Due to the recurrent nature of her disease, our patient opted for germline testing and was found to be homozygous for an NLRP7 mutation. NLRP7 is known to be a maternal effect gene expressed in the oocyte during oogenesis and is essential for normal embryo development (Moein-Vaziri et al., 2018, Alici-Garipcan et al., 2020, Slim and Wallace, 2013). According to the genetics laboratory that performed the testing, our patient had an NLRP7 variant (p.Leu750Val) of which there are no homozygous controls and has been observed with a frequency of 0.05%. A mutation in NLRP7 is associated with RHM and patients have repetitive poor reproductive outcomes, often needing oocyte or embryo donation to successfully carry a gestation to term (Fallahi et al., 2019).

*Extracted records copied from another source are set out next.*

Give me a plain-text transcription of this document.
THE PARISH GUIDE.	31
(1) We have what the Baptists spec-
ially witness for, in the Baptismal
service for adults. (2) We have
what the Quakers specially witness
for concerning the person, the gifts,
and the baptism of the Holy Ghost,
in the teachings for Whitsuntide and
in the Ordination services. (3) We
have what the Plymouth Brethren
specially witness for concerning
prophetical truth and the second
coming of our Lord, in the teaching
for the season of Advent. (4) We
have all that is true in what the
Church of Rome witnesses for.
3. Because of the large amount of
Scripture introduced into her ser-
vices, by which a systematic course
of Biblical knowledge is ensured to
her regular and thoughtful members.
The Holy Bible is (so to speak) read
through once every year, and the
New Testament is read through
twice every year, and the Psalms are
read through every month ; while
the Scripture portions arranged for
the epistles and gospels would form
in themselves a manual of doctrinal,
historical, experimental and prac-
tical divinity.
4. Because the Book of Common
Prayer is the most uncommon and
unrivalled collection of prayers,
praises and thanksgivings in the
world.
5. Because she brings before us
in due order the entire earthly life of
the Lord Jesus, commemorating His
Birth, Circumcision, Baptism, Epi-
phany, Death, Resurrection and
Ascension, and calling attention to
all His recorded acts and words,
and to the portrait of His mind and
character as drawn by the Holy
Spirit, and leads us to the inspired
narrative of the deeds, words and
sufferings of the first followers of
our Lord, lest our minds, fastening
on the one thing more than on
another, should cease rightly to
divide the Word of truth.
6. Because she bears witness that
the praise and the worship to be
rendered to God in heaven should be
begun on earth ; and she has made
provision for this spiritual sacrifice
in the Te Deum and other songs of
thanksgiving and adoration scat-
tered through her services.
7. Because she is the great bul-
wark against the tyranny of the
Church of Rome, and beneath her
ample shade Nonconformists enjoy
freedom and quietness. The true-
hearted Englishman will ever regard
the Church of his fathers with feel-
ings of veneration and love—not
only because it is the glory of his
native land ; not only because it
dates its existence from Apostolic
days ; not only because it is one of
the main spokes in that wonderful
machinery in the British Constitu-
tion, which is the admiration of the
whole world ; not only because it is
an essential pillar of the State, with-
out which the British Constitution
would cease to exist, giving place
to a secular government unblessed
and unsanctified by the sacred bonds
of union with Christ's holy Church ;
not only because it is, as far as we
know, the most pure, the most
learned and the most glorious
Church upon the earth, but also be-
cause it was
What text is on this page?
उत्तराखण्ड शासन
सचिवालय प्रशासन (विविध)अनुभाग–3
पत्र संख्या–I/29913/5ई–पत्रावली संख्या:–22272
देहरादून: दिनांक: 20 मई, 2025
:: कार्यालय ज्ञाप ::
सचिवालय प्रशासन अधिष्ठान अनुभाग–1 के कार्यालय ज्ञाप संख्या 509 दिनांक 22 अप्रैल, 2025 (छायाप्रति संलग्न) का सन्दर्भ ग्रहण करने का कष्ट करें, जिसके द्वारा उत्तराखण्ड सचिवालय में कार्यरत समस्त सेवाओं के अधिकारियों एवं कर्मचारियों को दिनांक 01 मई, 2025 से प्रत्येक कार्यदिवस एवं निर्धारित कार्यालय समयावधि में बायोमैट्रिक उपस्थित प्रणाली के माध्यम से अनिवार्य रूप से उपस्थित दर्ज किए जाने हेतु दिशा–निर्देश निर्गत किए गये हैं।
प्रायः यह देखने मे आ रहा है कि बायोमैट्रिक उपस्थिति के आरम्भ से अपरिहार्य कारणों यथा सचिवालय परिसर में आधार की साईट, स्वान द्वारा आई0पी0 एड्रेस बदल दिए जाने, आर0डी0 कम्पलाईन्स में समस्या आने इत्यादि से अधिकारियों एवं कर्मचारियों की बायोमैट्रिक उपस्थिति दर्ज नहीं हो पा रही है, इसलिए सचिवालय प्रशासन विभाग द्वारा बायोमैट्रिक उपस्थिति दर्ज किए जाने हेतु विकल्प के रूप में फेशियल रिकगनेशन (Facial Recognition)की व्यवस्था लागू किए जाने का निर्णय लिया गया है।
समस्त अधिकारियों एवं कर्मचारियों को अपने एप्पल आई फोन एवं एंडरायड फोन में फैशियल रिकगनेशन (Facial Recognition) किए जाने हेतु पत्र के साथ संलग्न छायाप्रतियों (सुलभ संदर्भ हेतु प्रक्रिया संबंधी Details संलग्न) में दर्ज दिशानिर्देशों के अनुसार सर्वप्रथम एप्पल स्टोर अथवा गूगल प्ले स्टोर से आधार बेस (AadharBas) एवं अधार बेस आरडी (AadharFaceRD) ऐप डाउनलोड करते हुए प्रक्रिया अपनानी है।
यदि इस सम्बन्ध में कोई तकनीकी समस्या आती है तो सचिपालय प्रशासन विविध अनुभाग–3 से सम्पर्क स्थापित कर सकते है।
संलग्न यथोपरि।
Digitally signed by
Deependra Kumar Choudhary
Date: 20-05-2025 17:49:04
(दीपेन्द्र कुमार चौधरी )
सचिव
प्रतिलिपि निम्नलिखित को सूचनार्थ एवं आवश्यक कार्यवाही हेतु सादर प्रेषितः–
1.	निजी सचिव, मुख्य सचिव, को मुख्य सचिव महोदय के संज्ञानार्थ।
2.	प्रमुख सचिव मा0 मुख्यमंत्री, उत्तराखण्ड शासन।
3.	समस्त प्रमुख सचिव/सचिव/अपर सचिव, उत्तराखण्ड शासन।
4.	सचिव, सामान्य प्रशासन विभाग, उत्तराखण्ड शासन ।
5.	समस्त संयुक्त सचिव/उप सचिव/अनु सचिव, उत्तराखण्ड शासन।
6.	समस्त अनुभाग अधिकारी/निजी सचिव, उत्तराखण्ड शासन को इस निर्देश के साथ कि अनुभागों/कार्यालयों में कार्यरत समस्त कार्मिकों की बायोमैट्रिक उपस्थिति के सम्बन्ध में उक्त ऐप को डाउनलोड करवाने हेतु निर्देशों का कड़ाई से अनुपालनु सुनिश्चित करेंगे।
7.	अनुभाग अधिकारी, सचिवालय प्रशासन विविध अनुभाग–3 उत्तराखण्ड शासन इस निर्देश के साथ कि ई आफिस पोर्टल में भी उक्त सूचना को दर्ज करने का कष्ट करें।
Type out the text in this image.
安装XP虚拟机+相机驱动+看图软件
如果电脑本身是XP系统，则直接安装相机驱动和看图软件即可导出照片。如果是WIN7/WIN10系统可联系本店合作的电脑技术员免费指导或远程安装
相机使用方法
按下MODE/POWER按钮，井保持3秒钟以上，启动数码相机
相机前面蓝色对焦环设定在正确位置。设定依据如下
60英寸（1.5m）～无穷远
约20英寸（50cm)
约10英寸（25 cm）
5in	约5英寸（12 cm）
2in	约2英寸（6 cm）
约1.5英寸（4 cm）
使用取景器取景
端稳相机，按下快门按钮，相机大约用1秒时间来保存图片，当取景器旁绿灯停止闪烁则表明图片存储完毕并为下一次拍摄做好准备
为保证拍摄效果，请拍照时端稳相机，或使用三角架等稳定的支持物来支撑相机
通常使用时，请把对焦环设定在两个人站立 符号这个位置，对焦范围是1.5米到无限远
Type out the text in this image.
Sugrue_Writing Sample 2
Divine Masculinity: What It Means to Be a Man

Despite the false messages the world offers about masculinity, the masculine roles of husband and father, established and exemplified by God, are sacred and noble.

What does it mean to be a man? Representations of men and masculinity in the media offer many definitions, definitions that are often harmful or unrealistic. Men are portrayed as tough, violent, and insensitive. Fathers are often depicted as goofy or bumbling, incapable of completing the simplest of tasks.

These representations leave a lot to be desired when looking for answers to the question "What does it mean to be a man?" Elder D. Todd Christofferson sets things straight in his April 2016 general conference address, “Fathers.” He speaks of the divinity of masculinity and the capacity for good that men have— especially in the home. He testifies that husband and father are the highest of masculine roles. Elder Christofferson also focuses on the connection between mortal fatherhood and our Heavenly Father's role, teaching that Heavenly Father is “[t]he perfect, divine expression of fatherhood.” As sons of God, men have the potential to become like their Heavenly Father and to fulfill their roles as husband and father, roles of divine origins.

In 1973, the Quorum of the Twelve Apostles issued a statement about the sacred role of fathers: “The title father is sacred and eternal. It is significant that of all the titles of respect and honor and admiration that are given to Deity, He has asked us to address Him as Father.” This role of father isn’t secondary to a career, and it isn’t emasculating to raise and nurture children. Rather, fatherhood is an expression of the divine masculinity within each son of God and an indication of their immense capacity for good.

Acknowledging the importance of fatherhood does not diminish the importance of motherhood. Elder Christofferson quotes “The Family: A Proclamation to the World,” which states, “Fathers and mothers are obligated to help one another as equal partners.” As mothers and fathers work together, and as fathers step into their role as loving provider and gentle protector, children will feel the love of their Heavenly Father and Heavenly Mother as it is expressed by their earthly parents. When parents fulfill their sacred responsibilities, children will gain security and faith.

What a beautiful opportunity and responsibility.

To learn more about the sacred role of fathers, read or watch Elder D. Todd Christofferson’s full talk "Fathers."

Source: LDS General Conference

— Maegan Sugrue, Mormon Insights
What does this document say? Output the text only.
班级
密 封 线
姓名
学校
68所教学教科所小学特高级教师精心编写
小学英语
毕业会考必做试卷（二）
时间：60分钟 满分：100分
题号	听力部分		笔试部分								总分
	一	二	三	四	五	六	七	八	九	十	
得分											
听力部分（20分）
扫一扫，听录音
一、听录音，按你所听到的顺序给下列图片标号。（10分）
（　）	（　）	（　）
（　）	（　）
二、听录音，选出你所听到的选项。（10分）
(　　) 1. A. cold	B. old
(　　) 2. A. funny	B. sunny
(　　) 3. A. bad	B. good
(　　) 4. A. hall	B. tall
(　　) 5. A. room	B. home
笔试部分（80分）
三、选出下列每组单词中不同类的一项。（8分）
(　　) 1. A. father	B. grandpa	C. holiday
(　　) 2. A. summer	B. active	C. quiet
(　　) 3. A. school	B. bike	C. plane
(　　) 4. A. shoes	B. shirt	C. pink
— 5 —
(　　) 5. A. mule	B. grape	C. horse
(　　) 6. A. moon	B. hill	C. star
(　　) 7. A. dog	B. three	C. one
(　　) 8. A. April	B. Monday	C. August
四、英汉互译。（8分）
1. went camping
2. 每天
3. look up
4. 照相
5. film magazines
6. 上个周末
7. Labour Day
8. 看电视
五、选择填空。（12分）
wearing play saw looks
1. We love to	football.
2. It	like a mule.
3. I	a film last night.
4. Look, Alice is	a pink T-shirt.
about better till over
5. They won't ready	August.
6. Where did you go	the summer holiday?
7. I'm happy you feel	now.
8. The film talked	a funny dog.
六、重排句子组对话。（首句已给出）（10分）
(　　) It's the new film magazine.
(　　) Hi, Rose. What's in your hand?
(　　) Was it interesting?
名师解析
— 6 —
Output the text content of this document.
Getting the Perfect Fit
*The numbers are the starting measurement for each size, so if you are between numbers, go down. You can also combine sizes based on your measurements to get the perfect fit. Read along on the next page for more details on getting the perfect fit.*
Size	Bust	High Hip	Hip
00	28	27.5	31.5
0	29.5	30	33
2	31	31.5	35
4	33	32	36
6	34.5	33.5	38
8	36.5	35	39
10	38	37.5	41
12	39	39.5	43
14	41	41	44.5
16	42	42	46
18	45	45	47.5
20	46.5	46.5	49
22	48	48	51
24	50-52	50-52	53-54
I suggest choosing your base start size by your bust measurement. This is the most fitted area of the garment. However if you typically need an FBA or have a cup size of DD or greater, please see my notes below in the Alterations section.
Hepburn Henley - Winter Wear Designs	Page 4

Upon review of the reproductive endocrinology literature, there are no reported successful pregnancy outcomes in patients who are homozygous for NLRP7. For our patient, it is likely that a donor oocyte or embryo with IVF would provide the best opportunity to carry a successful pregnancy (Williams et al., 2010, Fallahi et al., 2019).

Conclusion

We report the first case of a patient with homozygous NLRP7 mutation with subsequent high risk GTN. This case highlights the need for awareness that GTN can arise from RHM and specifically a germline mutation in NLRP7. This case also identifies an opportunity to increase genetic testing for those individuals diagnosed with recurrent GTD or GTN. Further research is needed in these rare cases regarding GTN recurrence and reproductive outcomes.

Informed consent

Written informed consent was obtained from the patient for publication of this case report and accompanying images. A copy of the written consent is available for review by the Editor-in-Chief of this journal on request.

Author Contribution

Zachary Kopelman drafted the paper and is the lead author.

Erica Hope contributed to critical revision of the paper.

Suggested reviewers

Chad Hamilton: chad.a.hamilton@gmail.com

Jubilee Brown: jubilee.brown@atriumhealth.org

Declaration of competing interest

The authors declare that they have no known competing financial interests or personal relationships that could have appeared to influence the work reported in this paper.